Having Dow as a technical partner since 2007, USA Luge had previous collaborations with the Company on spot projects. But the game-changing program to upgrade the team’s equipment for the Sochi 2014 Olympic Winter Games began in February 2012, with specific emphasis on updating the kuffens – or runners – of the sleds. As the work between Duncan Kennedy, head of technical development for USA Luge, and Dow’s world-class scientists began to evolve, the partners quickly realized that much more could be done to update the sleds.
Focusing on material selection – over 20 different materials had been tested -, design, manufacturing and extensive testing in laboratory and on the track with athletes, Dow has developed a faster, replicable, more consistent and reliable sled for USA Luge, delivering innovations that help maximize athlete performance.

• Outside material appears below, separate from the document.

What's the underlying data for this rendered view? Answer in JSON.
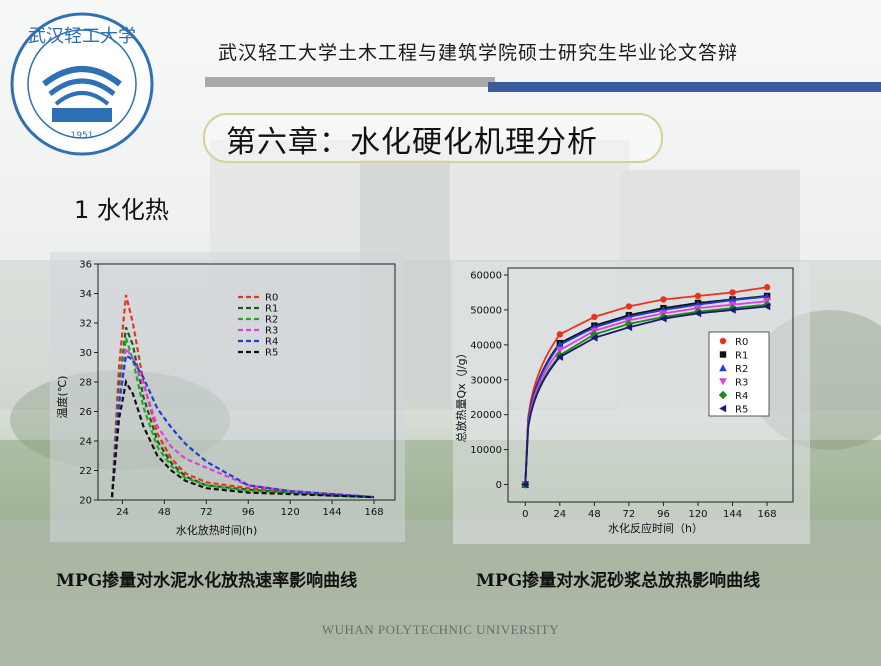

“In a sport timed to the 1/1000th of a second, every detail counts. Our team needed the precision, consistency and repeatability provided through applied research and modern manufacturing processes - components added by Dow and its team of world-class scientists. Through our partnership with Dow, we are much closer to a more consistent, perfectly tuned and faster sled,” said Kennedy, a three-time Olympian.To re-engineer the sleds, Dow’s Materials Science team leveraged technologies and composites applied to customers in strategic markets like Automotive, Infrastructure, Transportation, Building & Construction. The solutions tailored for USA Luge have shown improved performance versus the materials previously used for the sleds - mainly steel and wood.